La esquivé y me dirigí al baño. Mi corazón latía con fuerza. No me di cuenta hasta entonces de que todavía tenía la tarjeta en la mano, toda arrugada. La saqué del sobre color crema y deslicé el papel con cuidado. La caligrafía era elegante, precisa:

«No soy de pedir citas, pero… ¿Me permites una segunda? Prometo hacerlo inolvidable. S.M.»

Sonreí sin poder evitarlo. Pero el zumbido de mi teléfono me hizo borrar la sonrisa de inmediato.

Lo saqué del bolsillo interior de mi traje. Era un mensaje de Sebastián:

«¿Nos vemos a las ocho en el restaurante del Four Seasons?»

Lo leí un par de veces antes de decidir mi respuesta.

«Tengo planes, lo siento mucho. PD: Me encantó la canasta, y no debiste.»

Le di enviar.

Apenas estaba guardando el móvil cuando llegó su respuesta, rápida e inesperada:

«Bien, no soy de pedir que cancelen sus planes por mí. Que disfrute la noche. PD: Pensé que le podría gustar lo de la canasta. S. M.»

Me mordí el labio. Dudé por un instante sí responder, pero finalmente decidí no hacerlo.

Cuando regresé a mi escritorio, mis dos compañeras me estaban esperando.

— ¿Hay junta? —pregunté con sarcasmo al sentarme.

Una de ellas apoyó las palmas sobre la mesa y me miró fijamente.

— ¿Cuáles son esos planes que tienes esta noche?

La otra sostuvo su teléfono en alto.

Me mantuve seria e indiferente.

—Ningunos. ¿Por qué?

Ellas sonrieron, enseñándome la pantalla.

Se me había olvidado que todo aquí estaba monitoreado.

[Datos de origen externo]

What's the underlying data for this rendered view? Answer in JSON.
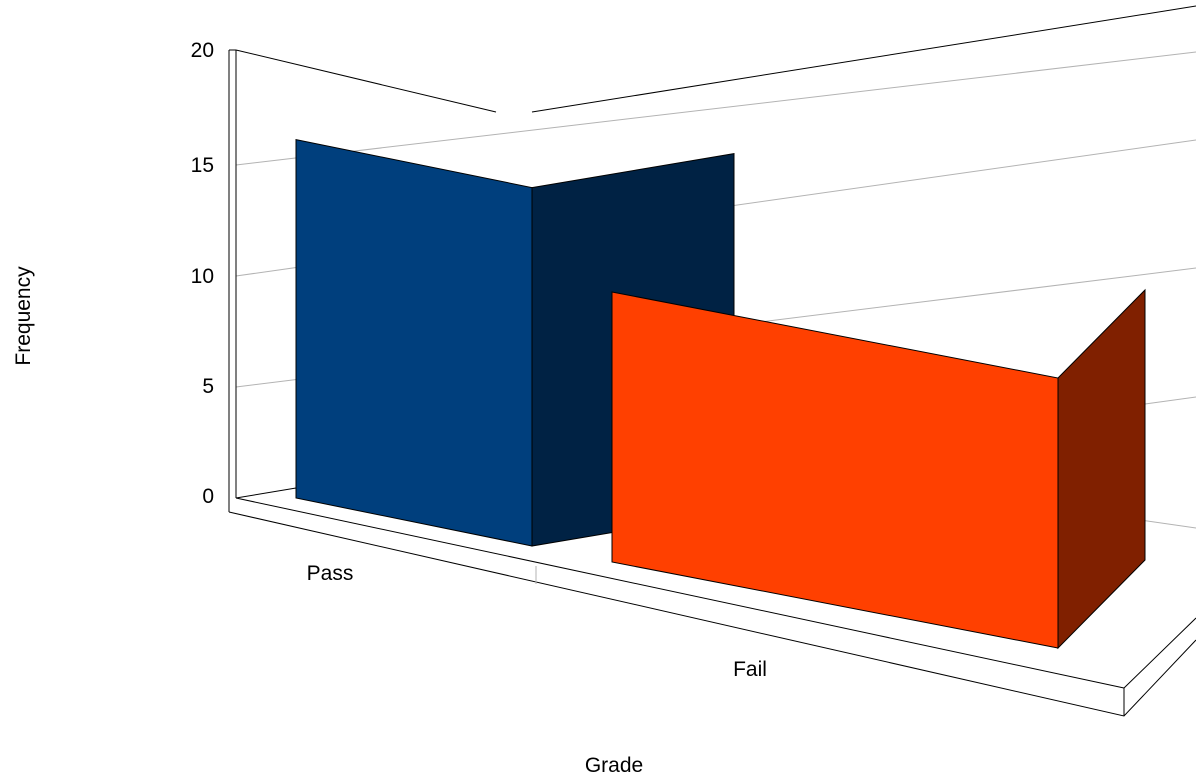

—Bueno, no puedo ceder a la primera que lo pidan. Es bueno darse a desear. —Sonreí con confianza, recargándome en la silla.

Ellas me miraron fijamente, con una mezcla de diversión y escepticismo.

—Creo que alguien ha caído en su propio juego.

Sus palabras quedaron flotando en el aire, cargadas de significado.

Me limité a alzar una ceja y sonreír con suficiencia, aunque, en el fondo, algo en mí se removió. ¿Había caído realmente en mi propio juego?